Monthly Archives: August 2014

Don’t Make These Mistakes

With all of the financial and tax laws, changes to the laws, and life changes it is almost impossible to stay on top of everything. We have to constantly assess our situation all of the time. Here are a few things to consider:

Wills, Beneficiaries and Estate Matters: Did you recently get married, have children, or get divorced? If so, then you need to make sure that your will is up to date, along with your beneficiaries of life insurance, retirement, and other financial accounts.

Required Minimum Distributions: Once you turn age 70 ½, you need to start taking distributions from your IRA’s the following year; the first one by April 1st and the next by December 31st. If you don’t do this then you may be subject to a 50% excise tax on the amount that should have been withdrawn.

Retirement Accounts: Are you contributing to your retirement accounts at work or through your business? If not, then what are you waiting for? You may be losing out on employer matches and also tax savings. The simplest way to start is to contribute a small amount, such as 1% of your income and then increase the percentage over time. If you are already contributing to a retirement account, then try to increase your contributions.

Social Security: The biggest mistake with social security is the temptation to start receiving your benefits at age 62. Unless you have known health issues, the biggest risk is actually living too long and receiving a small benefit for the rest of your life. Let us know if you need us to talk you out of this!

No Action: This applies to absolutely everything and not just financial matters. By far, the largest mistake is not taking any action to help your financial situation. Don’t let this happen to you!

The College Alternative

There is a big push from parents and society to have their children attend four years of college. College is not for everyone, which is probably why only 56% of college students complete four-year degrees within six years, according to a Harvard Graduate School of Education study. There are alternatives to the traditional four-year college route such as:

Trade/Technical School: This can include training to become a plumber, electrician, HVAC tech, welder, auto tech, web developer, hygienist, hair stylist, and many more. Many of these jobs are in high demand and offer good salaries.

Community College: Community college is extremely cost-effective when compared to four-year colleges. A good strategy is to attend community college for two years and then transfer to a four-year college. Many schools, especially state schools, will accept either most or all of your credits.

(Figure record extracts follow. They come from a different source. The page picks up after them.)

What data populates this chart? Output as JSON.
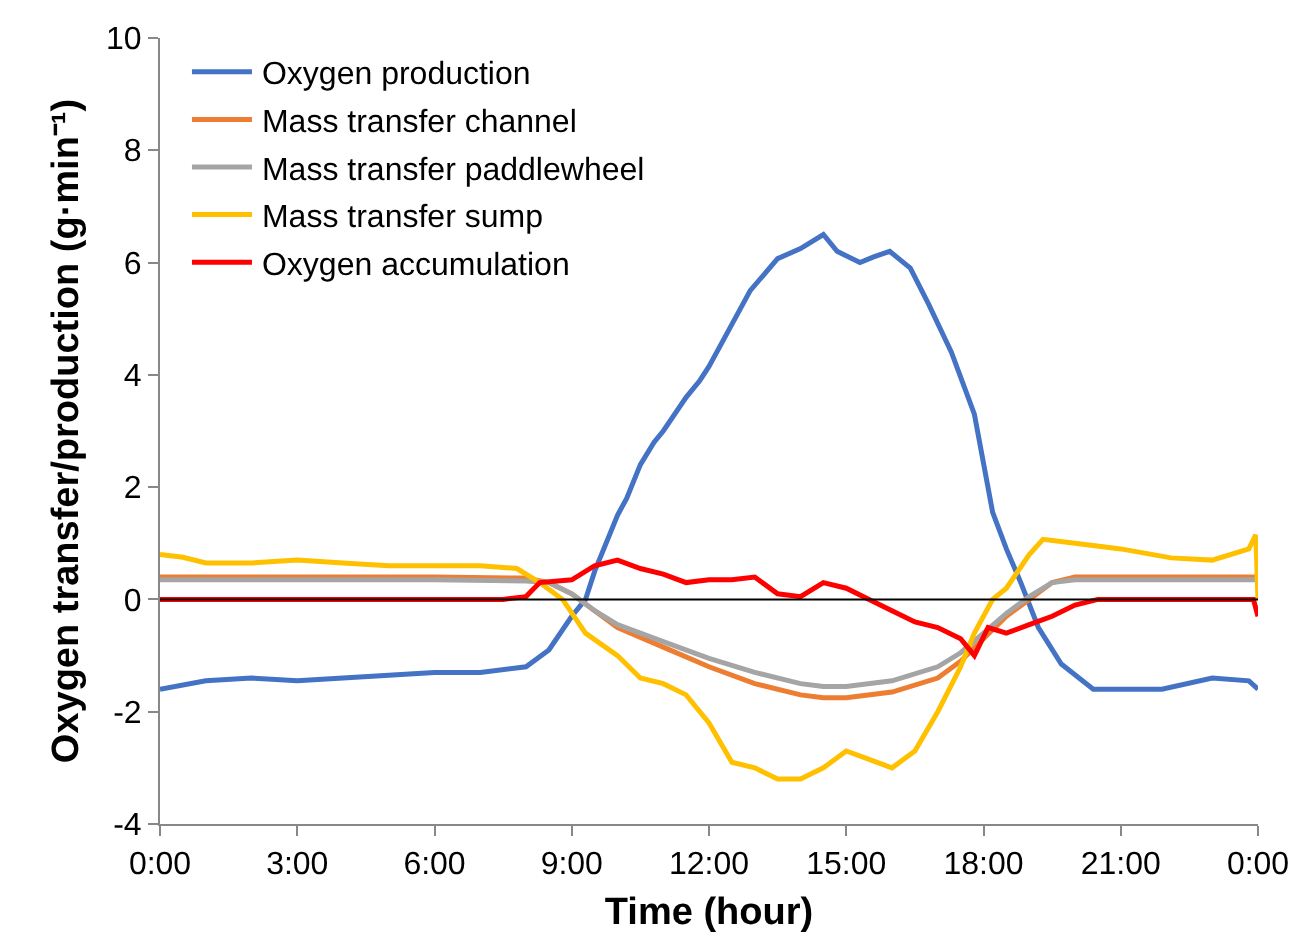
{
  "chart_data": {
    "type": "line",
    "xlabel": "Time (hour)",
    "ylabel": "Oxygen transfer/production (g·min⁻¹)",
    "xlim": [
      0,
      24
    ],
    "xticks": [
      {
        "value": 0,
        "label": "0:00"
      },
      {
        "value": 3,
        "label": "3:00"
      },
      {
        "value": 6,
        "label": "6:00"
      },
      {
        "value": 9,
        "label": "9:00"
      },
      {
        "value": 12,
        "label": "12:00"
      },
      {
        "value": 15,
        "label": "15:00"
      },
      {
        "value": 18,
        "label": "18:00"
      },
      {
        "value": 21,
        "label": "21:00"
      },
      {
        "value": 24,
        "label": "0:00"
      }
    ],
    "ylim": [
      -4,
      10
    ],
    "yticks": [
      -4,
      -2,
      0,
      2,
      4,
      6,
      8,
      10
    ],
    "grid": false,
    "legend": "top left",
    "marker": "none",
    "line_style": "solid",
    "ref_lines": [
      {
        "axis": "y",
        "value": 0,
        "color": "#000000"
      }
    ],
    "series": [
      {
        "name": "Oxygen production",
        "color": "#4472c4",
        "x": [
          0,
          1,
          2,
          3,
          4,
          5,
          6,
          7,
          8,
          8.5,
          9,
          9.3,
          9.5,
          10,
          10.2,
          10.5,
          10.8,
          11,
          11.5,
          11.8,
          12,
          12.5,
          12.9,
          13.5,
          14,
          14.5,
          14.8,
          15.3,
          15.6,
          15.95,
          16.4,
          16.8,
          17.3,
          17.8,
          18.2,
          18.5,
          18.8,
          19.2,
          19.7,
          20.4,
          21,
          21.9,
          23,
          23.8,
          24
        ],
        "values": [
          -1.6,
          -1.45,
          -1.4,
          -1.45,
          -1.4,
          -1.35,
          -1.3,
          -1.3,
          -1.2,
          -0.9,
          -0.3,
          0,
          0.5,
          1.5,
          1.8,
          2.4,
          2.8,
          3.0,
          3.6,
          3.9,
          4.15,
          4.9,
          5.5,
          6.07,
          6.25,
          6.5,
          6.2,
          6.0,
          6.1,
          6.2,
          5.9,
          5.26,
          4.4,
          3.3,
          1.55,
          0.9,
          0.33,
          -0.5,
          -1.15,
          -1.6,
          -1.6,
          -1.6,
          -1.4,
          -1.45,
          -1.6
        ]
      },
      {
        "name": "Mass transfer channel",
        "color": "#ed7d31",
        "x": [
          0,
          2,
          4,
          6,
          8,
          8.5,
          9,
          9.5,
          10,
          11,
          12,
          13,
          14,
          14.5,
          15,
          16,
          17,
          17.5,
          18,
          18.5,
          19,
          19.5,
          20,
          22,
          24
        ],
        "values": [
          0.4,
          0.4,
          0.4,
          0.4,
          0.38,
          0.3,
          0.1,
          -0.2,
          -0.5,
          -0.85,
          -1.2,
          -1.5,
          -1.7,
          -1.75,
          -1.75,
          -1.65,
          -1.4,
          -1.1,
          -0.7,
          -0.3,
          0.0,
          0.3,
          0.4,
          0.4,
          0.4
        ]
      },
      {
        "name": "Mass transfer paddlewheel",
        "color": "#a5a5a5",
        "x": [
          0,
          2,
          4,
          6,
          8,
          8.5,
          9,
          9.5,
          10,
          11,
          12,
          13,
          14,
          14.5,
          15,
          16,
          17,
          17.5,
          18,
          18.5,
          19,
          19.5,
          20,
          22,
          24
        ],
        "values": [
          0.35,
          0.35,
          0.35,
          0.35,
          0.33,
          0.3,
          0.1,
          -0.2,
          -0.45,
          -0.75,
          -1.05,
          -1.3,
          -1.5,
          -1.55,
          -1.55,
          -1.45,
          -1.2,
          -0.95,
          -0.6,
          -0.25,
          0.05,
          0.3,
          0.35,
          0.35,
          0.35
        ]
      },
      {
        "name": "Mass transfer sump",
        "color": "#ffc000",
        "x": [
          0,
          0.5,
          1,
          2,
          3,
          4,
          5,
          6,
          7,
          7.8,
          8.3,
          8.8,
          9.3,
          10,
          10.5,
          11,
          11.5,
          12,
          12.5,
          13,
          13.5,
          14,
          14.5,
          15,
          15.5,
          16,
          16.5,
          17,
          17.5,
          17.8,
          18.2,
          18.5,
          19,
          19.3,
          20,
          21,
          22.1,
          23,
          23.8,
          23.95,
          24
        ],
        "values": [
          0.8,
          0.75,
          0.65,
          0.65,
          0.7,
          0.65,
          0.6,
          0.6,
          0.6,
          0.55,
          0.3,
          0,
          -0.6,
          -1.0,
          -1.4,
          -1.5,
          -1.7,
          -2.2,
          -2.9,
          -3.0,
          -3.2,
          -3.2,
          -3.0,
          -2.7,
          -2.85,
          -3.0,
          -2.7,
          -2.0,
          -1.2,
          -0.6,
          0.0,
          0.2,
          0.8,
          1.07,
          1.0,
          0.9,
          0.74,
          0.7,
          0.9,
          1.15,
          0
        ]
      },
      {
        "name": "Oxygen accumulation",
        "color": "#ff0000",
        "x": [
          0,
          2,
          4,
          6,
          7.5,
          8,
          8.3,
          9,
          9.5,
          10,
          10.5,
          11,
          11.5,
          12,
          12.5,
          13,
          13.5,
          14,
          14.5,
          15,
          15.5,
          16,
          16.5,
          17,
          17.5,
          17.8,
          18.1,
          18.5,
          19,
          19.5,
          20,
          20.5,
          22,
          23.9,
          24
        ],
        "values": [
          0.0,
          0.0,
          0.0,
          0.0,
          0.0,
          0.05,
          0.3,
          0.35,
          0.6,
          0.7,
          0.55,
          0.45,
          0.3,
          0.35,
          0.35,
          0.4,
          0.1,
          0.05,
          0.3,
          0.2,
          0.0,
          -0.2,
          -0.4,
          -0.5,
          -0.7,
          -1.0,
          -0.5,
          -0.6,
          -0.45,
          -0.3,
          -0.1,
          0.0,
          0.0,
          0.0,
          -0.3
        ]
      }
    ]
  }
}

Entrepreneur: Starting your own business can be very challenging, but very rewarding. Not everyone has the mindset and discipline to be a successful business owner, which is why you need to plan ahead. Although, if you give it a chance while you are 18 years old, you most likely have less obligations, such as family and a mortgage, which takes away a large chunk of risk. If you have experience in your trade, you can also start your own business and perhaps become more successful than if you were to remain an employee.

Sales Career: Selling can be a very lucrative career if you are selling the right products and services. There are sales people for cars, home improvement, software, real estate, and just about everything else. A good sales person can do very well for themselves and most likely does not need a college degree.

These are just a few alternatives to a traditional four-year college degree. With the high cost of college these options should be discussed with your children.